Mereka menemukan bahwa tingkat regenerasi sel induk usus tertinggi terjadi pada akhir periode pemberian makan kembali selama 24 jam.

“Kami pikir puasa dan makan kembali merupakan dua kondisi yang berbeda,” kata Shinya Imada, seorang postdoc MIT yang merupakan salah satu penulis utama studi ini. “Dalam kondisi puasa, kemampuan sel untuk menggunakan lipid dan asam lemak sebagai sumber energi memungkinkan mereka bertahan hidup saat nutrisi rendah. Dan kemudian kondisi makan kembali setelah puasalah yang benar-benar mendorong regenerasi. Saat nutrisi tersedia, sel induk dan sel progenitor ini mengaktifkan program yang memungkinkan mereka membangun massa sel dan mengisi kembali lapisan usus.”

Jenis regenerasi yang salah

Namun, ada kendala. Para peneliti menemukan bahwa selama periode regenerasi yang panjang ini, sel induk usus lebih rentan menjadi kanker. Mereka mencapai kesimpulan ini dengan menguji pola puasa/makan ulang selama 24 jam pada tikus yang gen penyebab kankernya aktif.

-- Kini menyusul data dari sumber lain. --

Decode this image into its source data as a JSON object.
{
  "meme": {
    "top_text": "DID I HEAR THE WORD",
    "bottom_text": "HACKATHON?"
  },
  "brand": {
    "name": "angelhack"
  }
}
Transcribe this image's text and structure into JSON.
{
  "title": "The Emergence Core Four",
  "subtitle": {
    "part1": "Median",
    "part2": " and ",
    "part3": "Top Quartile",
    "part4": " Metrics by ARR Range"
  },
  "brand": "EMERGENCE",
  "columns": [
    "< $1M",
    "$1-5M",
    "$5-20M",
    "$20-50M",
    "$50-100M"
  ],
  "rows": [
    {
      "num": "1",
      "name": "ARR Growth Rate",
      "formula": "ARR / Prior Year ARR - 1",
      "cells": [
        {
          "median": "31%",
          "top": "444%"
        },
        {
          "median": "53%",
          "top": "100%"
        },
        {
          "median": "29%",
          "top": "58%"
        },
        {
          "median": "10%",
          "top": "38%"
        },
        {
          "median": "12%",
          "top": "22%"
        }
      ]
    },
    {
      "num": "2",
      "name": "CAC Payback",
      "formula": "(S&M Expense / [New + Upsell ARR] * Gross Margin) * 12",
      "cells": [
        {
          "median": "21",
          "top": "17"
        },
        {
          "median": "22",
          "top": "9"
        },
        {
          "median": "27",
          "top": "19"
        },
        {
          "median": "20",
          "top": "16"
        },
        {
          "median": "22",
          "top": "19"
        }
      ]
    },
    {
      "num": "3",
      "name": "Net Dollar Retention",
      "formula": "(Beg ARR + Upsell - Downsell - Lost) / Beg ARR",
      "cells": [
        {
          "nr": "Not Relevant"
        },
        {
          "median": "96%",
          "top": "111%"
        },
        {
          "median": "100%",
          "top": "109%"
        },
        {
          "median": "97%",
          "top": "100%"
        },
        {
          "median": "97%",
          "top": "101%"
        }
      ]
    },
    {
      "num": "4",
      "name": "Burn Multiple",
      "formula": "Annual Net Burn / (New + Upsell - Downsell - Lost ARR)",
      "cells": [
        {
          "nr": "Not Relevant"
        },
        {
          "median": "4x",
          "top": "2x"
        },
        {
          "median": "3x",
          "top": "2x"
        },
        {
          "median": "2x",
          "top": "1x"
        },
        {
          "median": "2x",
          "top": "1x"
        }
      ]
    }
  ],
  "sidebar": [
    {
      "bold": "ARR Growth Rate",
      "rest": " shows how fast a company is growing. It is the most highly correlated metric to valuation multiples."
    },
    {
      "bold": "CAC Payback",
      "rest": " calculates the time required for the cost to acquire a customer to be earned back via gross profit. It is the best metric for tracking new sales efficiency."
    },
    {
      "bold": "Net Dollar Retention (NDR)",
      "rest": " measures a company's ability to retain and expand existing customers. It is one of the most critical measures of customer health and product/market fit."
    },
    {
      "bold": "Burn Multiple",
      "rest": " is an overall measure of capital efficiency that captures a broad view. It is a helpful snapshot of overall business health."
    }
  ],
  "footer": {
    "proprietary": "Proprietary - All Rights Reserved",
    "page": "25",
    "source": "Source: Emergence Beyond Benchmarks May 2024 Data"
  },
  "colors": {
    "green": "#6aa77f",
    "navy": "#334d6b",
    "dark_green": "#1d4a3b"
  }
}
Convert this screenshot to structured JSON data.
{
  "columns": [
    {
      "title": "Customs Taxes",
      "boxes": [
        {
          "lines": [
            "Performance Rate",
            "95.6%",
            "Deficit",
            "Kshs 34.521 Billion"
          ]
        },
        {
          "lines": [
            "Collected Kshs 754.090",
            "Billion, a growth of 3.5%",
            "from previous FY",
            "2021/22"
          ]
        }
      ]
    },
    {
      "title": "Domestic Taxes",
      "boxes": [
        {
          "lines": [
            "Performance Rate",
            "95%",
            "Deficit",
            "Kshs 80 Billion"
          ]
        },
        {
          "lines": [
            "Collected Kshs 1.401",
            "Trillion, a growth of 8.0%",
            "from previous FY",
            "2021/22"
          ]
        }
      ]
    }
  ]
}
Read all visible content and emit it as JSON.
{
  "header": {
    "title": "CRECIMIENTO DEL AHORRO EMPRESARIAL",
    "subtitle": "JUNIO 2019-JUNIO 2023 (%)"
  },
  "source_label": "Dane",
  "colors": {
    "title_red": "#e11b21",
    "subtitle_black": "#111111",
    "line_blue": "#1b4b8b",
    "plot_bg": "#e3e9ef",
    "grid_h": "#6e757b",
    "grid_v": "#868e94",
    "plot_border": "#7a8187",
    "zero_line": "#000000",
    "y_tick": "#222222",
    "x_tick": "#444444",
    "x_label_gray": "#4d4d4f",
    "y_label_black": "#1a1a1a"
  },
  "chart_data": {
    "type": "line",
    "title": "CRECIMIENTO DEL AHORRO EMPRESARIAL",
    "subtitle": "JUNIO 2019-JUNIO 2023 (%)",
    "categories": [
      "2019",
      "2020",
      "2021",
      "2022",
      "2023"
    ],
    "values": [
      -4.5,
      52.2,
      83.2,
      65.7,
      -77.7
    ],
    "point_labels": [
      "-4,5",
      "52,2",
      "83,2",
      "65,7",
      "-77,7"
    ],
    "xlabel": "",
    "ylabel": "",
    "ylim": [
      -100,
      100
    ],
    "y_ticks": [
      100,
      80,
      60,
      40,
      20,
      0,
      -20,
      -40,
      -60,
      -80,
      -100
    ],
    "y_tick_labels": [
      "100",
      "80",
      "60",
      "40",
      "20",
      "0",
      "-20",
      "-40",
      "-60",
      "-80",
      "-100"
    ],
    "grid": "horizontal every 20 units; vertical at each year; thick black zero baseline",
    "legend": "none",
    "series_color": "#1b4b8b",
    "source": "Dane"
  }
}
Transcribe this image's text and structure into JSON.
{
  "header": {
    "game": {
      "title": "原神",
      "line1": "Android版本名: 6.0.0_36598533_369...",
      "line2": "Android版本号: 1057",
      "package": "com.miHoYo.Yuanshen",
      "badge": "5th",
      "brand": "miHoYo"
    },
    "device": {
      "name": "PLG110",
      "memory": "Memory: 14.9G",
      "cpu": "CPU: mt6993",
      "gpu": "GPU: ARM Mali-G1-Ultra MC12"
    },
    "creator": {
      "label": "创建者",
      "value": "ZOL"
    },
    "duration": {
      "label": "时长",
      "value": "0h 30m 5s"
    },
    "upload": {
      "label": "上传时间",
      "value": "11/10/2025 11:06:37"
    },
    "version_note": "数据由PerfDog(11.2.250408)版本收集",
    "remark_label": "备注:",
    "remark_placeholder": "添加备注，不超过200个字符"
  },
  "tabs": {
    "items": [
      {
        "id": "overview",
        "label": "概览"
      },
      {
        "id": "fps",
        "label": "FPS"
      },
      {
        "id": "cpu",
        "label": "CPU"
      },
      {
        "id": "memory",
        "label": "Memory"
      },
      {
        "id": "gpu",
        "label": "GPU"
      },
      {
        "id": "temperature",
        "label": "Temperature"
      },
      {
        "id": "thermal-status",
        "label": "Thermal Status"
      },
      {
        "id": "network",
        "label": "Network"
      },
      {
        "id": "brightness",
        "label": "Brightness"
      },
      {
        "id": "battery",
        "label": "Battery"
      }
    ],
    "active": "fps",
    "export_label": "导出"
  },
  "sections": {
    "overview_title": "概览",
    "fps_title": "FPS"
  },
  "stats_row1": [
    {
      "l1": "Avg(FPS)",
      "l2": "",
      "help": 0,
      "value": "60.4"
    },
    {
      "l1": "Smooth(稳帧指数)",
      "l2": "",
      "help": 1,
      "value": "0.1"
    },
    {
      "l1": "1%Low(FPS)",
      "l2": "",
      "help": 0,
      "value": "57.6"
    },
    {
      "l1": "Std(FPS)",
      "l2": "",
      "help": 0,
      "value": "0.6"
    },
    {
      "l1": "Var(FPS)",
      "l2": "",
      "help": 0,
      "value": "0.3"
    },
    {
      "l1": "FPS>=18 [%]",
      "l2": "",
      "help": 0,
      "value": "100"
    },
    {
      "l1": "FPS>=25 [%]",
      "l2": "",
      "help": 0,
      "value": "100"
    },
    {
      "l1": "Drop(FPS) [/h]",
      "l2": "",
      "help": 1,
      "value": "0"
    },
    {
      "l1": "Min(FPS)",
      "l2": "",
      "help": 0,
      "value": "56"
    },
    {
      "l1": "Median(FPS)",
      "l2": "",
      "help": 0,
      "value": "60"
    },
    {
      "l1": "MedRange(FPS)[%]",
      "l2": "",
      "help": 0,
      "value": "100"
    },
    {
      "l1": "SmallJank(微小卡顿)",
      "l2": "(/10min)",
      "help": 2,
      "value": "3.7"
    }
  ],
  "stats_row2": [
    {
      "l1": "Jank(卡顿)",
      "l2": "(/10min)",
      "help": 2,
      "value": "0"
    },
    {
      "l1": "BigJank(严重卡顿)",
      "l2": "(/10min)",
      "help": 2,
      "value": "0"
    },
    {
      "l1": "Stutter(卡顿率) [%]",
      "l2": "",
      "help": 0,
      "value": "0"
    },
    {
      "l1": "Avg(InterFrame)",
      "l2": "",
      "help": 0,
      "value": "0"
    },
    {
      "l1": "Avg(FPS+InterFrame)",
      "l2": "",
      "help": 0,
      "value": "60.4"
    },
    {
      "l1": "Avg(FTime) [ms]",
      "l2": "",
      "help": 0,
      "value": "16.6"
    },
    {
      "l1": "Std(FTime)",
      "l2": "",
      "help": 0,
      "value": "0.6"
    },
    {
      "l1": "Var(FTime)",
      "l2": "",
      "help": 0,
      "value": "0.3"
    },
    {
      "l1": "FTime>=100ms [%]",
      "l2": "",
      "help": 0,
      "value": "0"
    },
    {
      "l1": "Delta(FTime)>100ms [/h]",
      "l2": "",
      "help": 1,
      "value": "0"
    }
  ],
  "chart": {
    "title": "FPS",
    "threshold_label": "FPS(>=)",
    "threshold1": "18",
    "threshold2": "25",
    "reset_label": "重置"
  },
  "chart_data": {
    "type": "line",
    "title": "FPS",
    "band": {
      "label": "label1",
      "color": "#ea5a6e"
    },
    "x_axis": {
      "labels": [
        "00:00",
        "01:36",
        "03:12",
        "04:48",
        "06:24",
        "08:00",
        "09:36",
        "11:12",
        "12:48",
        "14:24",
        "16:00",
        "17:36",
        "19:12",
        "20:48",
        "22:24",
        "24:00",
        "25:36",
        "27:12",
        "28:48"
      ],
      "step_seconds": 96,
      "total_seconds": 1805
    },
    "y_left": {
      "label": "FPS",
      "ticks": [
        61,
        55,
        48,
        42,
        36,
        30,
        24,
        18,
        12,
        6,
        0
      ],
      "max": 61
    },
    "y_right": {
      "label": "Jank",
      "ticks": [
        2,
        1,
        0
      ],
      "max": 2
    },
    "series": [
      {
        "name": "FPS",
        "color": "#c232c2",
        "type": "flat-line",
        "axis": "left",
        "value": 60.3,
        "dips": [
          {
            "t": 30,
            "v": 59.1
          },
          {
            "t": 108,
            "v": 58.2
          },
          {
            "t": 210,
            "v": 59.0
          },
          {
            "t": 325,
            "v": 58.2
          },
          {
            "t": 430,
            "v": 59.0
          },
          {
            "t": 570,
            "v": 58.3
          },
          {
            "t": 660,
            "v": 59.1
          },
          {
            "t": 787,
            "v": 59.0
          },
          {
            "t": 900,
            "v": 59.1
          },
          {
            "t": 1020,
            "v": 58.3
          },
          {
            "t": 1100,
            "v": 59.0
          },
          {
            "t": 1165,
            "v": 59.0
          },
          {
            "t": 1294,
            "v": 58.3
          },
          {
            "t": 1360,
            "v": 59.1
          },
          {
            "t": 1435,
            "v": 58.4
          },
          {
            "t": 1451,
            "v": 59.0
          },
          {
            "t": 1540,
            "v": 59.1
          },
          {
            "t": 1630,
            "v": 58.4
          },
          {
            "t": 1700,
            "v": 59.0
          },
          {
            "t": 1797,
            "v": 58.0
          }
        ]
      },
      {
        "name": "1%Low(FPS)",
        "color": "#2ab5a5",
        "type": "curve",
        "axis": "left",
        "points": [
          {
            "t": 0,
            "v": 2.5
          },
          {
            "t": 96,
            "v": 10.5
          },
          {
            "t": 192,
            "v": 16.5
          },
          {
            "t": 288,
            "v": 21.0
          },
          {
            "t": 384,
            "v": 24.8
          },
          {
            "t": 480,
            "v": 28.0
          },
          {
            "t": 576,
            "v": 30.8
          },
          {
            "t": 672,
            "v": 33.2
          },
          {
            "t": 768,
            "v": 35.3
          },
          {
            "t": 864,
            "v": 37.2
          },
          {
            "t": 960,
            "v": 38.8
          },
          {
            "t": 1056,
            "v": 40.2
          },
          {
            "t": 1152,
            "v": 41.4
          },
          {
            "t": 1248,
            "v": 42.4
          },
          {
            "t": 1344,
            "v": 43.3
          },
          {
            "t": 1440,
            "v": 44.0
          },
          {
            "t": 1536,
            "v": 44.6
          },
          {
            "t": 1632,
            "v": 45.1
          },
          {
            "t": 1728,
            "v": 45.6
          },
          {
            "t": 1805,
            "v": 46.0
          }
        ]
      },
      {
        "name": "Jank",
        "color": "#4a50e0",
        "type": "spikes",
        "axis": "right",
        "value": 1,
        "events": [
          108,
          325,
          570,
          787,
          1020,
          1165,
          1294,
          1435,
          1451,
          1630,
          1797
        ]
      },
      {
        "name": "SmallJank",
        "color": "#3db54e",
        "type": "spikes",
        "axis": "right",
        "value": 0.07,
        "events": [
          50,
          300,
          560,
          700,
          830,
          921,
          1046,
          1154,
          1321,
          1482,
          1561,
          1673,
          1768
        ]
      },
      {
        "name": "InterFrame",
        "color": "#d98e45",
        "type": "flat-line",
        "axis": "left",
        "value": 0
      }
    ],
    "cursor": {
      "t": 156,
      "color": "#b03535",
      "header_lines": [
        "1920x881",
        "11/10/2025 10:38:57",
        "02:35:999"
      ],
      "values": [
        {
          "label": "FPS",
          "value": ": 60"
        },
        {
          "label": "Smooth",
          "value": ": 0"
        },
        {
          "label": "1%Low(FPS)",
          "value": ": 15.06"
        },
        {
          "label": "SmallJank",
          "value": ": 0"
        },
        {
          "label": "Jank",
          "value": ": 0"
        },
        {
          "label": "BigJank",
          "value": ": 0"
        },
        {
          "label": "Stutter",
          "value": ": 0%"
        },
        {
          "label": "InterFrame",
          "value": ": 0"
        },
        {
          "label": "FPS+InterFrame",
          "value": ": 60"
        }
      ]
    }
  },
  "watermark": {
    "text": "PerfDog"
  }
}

Mutasi kanker yang mereka lihat selama fase regenerasi juga lebih mungkin menyebabkan polip daripada pada tikus yang rentan kanker yang tidak berpuasa.

Meskipun sel induk usus selalu lebih rentan terhadap mutasi penyebab kanker karena laju pembelahannya yang cepat, para peneliti yakin temuan mereka mungkin menimbulkan kekhawatiran. Yang penting, mereka juga menunjukkan bahwa temuan dari penelitian hewan pengerat tidak selalu berlaku pada manusia.

“Saya ingin menekankan bahwa semua ini dilakukan pada tikus, menggunakan mutasi kanker yang sangat terdefinisi dengan baik,” kata Ilmaz. “Pada manusia, ini akan menjadi keadaan yang jauh lebih kompleks. Namun, hal ini membawa kita pada gagasan berikut: Puasa sangat menyehatkan, tetapi jika Anda kurang beruntung dan Anda makan lagi setelah berpuasa, dan Anda terpapar mutagen, seperti steak yang hangus atau semacamnya, Anda mungkin justru meningkatkan peluang mengembangkan lesi yang dapat menyebabkan kanker.”

Penelitian ini telah dipublikasikan di jurnal Alam.